Con una sensación de miedo, vergüenza, dolor, repugnancia, compasión, congoja, mierda y resignación, se va el ciudadano todas las noches a la cama

Palestinos corren para protegerse de un ataque del Ejército israelí en la franja de Gaza.
Palestinos corren para protegerse de un ataque del Ejército israelí en la franja de Gaza. MOHAMMED ABEDAFP

Ante el voluptuoso y analfabeto Donald Trump, que irrumpe cada día en el orden mundial como un búfalo ciego e imprevisible, ¿se puede sentir algo que no sea miedo y vergüenza? Ante la matanza brutal, metódica y programada de palestinos desarmados provocada con fuego a discreción por el Ejército israelí, ¿se puede sentir algo que no sea dolor y repugnancia? Ante la tragedia de los inmigrantes que huyen del hambre y de la guerra sin otro futuro que el de ahogarse en el mar o morir detrás de una alambrada, ¿se puede sentir algo que no sea compasión y congoja? Ante la putrefacción de la política española y su descrédito internacional con la bajada de Cataluña hacia la ciénaga del racismo, la xenofobia y la quiebra social, ¿qué se puede hacer sino esperar con resignación a que se hunda todo en la mierda?

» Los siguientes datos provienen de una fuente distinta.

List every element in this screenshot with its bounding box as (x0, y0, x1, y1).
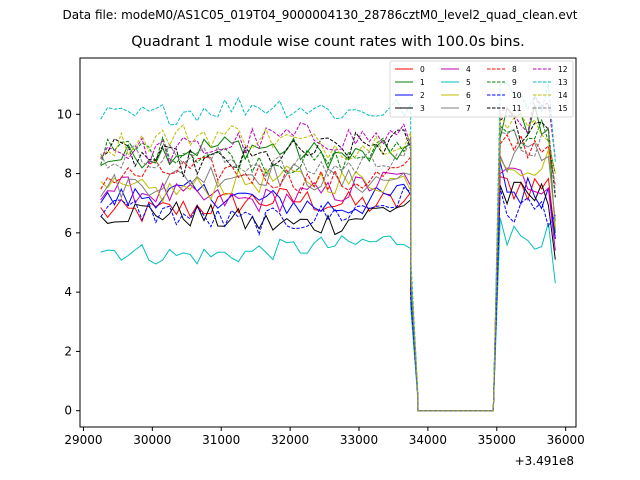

Los sueños de aquella Norteamérica de soldados envueltos en melodías de Glenn Miller, que salvaron la libertad y la democracia en la Segunda Guerra Mundial, la Nueva Frontera de Kennedy y el espíritu de Obama, han caído en manos de Donald Trump, gran fabricante de política basura. Los sueños de una nación judía, fermento de la ciencia y del arte, los ha convertido el Estado de Israel, con el repulsivo ministro Netanyahu a la cabeza, en una pesadilla causante de un nuevo genocidio. Aquella Europa acogedora de la fraternidad y de los derechos humanos se ha convertido hoy en una especie de vieja temerosa y egoísta. Los sueños de la Transición con una Cataluña clara, abierta y aireada, que tiraba del resto de España hacia la modernidad constituyen ahora un espectáculo siniestro entre catetos racistas y políticos incompetentes. Con una sensación de miedo, vergüenza, dolor, repugnancia, compasión, congoja, mierda y resignación, se va el ciudadano todas las noches a la cama. ¿Qué otros sueños puede esperar?